Lectura del santo Evangelio según san Marcos (6, 17-29)
Es que Herodes había mandado prender a Juan y lo había metido en la cárcel encadenado. El motivo era que Herodes se había casado con Herodías, mujer de su hermano Filipo, y Juan le decía que no le era lícito tener a la mujer de su hermano. Herodías aborrecía a Juan y quería matarlo, pero no podía, porque Herodes respetaba a Juan, sabiendo que era un hombre justo y santo, y lo defendía. Al escucharlo quedaba muy perplejo, aunque lo oía con gusto. La ocasión llegó cuando Herodes, por su cumpleaños, dio un banquete a sus magnates, a sus oficiales y a la gente principal de Galilea. La hija de Herodías entró y danzó, gustando mucho a Herodes y a los convidados.

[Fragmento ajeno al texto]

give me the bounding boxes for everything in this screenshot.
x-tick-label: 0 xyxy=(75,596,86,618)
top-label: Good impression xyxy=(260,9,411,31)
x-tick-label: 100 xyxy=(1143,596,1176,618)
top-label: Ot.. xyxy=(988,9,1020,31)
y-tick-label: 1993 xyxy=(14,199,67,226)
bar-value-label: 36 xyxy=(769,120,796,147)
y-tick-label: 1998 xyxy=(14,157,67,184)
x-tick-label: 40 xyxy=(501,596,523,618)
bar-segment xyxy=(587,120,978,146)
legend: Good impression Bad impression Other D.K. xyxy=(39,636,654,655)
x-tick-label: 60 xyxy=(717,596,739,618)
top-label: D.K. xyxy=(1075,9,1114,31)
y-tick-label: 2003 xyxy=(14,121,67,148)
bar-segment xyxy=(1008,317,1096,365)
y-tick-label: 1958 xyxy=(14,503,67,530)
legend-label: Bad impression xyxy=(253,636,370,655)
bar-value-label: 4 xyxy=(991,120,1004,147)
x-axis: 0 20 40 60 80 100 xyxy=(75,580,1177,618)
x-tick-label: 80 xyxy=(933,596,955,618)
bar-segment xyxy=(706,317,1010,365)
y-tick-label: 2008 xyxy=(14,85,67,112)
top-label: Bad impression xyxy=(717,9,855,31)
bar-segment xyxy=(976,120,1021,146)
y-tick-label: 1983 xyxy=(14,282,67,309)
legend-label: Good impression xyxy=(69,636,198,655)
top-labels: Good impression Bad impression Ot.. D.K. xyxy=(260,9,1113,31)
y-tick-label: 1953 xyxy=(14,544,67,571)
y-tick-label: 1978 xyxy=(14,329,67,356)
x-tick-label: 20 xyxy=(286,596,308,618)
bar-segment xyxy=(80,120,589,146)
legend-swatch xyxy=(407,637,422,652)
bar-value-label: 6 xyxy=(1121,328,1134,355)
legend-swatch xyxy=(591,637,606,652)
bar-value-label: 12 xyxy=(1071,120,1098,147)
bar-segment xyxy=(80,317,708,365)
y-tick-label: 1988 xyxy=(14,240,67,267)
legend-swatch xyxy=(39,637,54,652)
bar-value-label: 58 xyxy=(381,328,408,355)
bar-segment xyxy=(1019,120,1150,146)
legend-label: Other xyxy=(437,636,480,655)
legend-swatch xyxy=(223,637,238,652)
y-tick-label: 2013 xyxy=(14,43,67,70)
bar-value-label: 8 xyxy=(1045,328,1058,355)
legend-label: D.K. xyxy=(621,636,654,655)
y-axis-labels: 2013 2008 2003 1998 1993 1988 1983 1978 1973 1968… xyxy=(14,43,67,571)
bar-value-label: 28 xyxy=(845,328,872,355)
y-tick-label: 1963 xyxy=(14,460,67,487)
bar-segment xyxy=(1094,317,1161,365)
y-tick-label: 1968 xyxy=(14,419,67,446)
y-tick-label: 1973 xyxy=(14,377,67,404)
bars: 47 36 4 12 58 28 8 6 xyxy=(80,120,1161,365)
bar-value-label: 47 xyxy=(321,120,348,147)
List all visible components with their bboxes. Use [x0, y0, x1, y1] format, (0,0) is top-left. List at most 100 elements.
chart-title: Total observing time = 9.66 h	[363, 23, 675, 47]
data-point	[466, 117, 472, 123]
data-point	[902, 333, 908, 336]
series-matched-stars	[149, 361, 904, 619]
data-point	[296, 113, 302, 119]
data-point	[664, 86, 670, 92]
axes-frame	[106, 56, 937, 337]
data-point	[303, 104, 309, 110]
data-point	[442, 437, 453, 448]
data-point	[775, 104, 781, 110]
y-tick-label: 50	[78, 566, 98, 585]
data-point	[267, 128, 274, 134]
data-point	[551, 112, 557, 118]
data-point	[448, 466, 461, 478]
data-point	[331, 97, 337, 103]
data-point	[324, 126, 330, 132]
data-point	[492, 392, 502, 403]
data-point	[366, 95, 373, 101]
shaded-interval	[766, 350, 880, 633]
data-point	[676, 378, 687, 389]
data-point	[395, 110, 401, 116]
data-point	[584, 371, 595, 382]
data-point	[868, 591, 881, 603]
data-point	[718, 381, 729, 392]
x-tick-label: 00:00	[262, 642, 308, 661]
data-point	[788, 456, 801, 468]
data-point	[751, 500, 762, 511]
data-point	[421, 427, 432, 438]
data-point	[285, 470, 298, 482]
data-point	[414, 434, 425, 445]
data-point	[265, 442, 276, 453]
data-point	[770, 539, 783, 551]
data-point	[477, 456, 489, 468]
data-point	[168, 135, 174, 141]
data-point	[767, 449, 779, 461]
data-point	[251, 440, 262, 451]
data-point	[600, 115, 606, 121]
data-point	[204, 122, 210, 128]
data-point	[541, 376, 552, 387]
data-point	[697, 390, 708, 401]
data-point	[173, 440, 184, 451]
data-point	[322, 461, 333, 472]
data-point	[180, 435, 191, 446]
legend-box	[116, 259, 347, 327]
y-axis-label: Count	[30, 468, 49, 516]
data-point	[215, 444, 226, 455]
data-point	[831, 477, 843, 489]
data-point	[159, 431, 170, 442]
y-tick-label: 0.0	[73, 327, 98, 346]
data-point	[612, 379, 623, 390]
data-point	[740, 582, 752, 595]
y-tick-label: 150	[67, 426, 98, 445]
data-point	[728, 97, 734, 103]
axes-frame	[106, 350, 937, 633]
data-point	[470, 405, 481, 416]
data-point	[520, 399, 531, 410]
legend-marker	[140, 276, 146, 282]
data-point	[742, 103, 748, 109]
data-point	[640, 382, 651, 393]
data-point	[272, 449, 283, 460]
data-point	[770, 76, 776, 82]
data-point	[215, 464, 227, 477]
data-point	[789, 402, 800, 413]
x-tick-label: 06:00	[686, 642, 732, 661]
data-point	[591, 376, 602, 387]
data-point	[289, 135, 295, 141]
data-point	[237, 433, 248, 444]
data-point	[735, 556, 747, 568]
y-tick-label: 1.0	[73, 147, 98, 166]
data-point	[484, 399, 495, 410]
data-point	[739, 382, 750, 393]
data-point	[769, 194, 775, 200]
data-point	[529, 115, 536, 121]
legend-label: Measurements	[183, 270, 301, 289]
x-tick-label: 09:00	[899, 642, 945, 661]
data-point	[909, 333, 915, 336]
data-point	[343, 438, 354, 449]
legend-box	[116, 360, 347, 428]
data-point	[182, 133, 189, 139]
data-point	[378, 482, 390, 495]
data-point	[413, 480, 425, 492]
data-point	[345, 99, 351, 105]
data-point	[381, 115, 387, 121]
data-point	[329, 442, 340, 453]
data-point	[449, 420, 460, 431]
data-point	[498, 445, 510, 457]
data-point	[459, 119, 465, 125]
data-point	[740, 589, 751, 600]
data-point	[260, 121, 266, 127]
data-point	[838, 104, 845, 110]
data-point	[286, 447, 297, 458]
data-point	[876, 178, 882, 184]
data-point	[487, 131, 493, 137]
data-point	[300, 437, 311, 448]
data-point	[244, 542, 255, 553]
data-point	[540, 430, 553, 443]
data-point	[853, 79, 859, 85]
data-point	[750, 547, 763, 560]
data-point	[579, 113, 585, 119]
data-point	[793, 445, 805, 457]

El rey le dijo a la joven: «Pídeme lo que quieras, que te lo daré». Y le juró: «Te daré lo que me pidas, aunque sea la mitad de mi reino». Ella salió a preguntarle a su madre: «¿Qué le pido?». La madre le contestó: «La cabeza de Juan el Bautista». Entró ella enseguida, a toda prisa, se acercó al rey y le pidió: «Quiero que ahora mismo me des en una bandeja la cabeza de Juan el Bautista». El rey se puso muy triste; pero por el juramento y los convidados no quiso desairarla. Enseguida le mandó a uno de su guardia que trajese la cabeza de Juan. Fue, lo decapitó en la cárcel, trajo la cabeza en una bandeja y se la entregó a la joven; la joven se la entregó a su madre.
Al enterarse sus discípulos fueron a recoger el cadáver y lo pusieron en un sepulcro.
Quiero que ahora mismo me des en una bandeja la cabeza de Juan el Bautista
La liturgia hace memoria obligada del martirio de Juan el Bautista, la degollación que ha inspirado a tantos artistas plásticos durante tantos siglos. El relato de Marcos es, necesariamente, sincopado. No abunda en detalles, pero resalta el destino del precursor, el último de los profetas del Antiguo Testamento, martirizado por capricho de una mujer y la palabra empeñada de un gobernante veleidoso. Juan sabía a lo que se exponía cuando señalaba la ilicitud de la relación entre Herodes y su cuñada, pero eso no le arredraba. El profeta sabe a lo que se enfrenta, pero llevar la voz de Dios a los hombres le hace renunciar a sus propias seguridades, a sus propias defensas, para concentrarse en la labor de intermediación para la que ha sido primero llamado y luego enviado. Es el riesgo inherente, asumido, interiorizado por quien presta su voz para que hable Dios a los hombres. En última instancia, es el propio Verbo de Dios el que habla a los hombres compartiendo destino con los profetas pero inaugurando una nueva alianza en la que la resurrección de la carne triunfa sobre la muerte.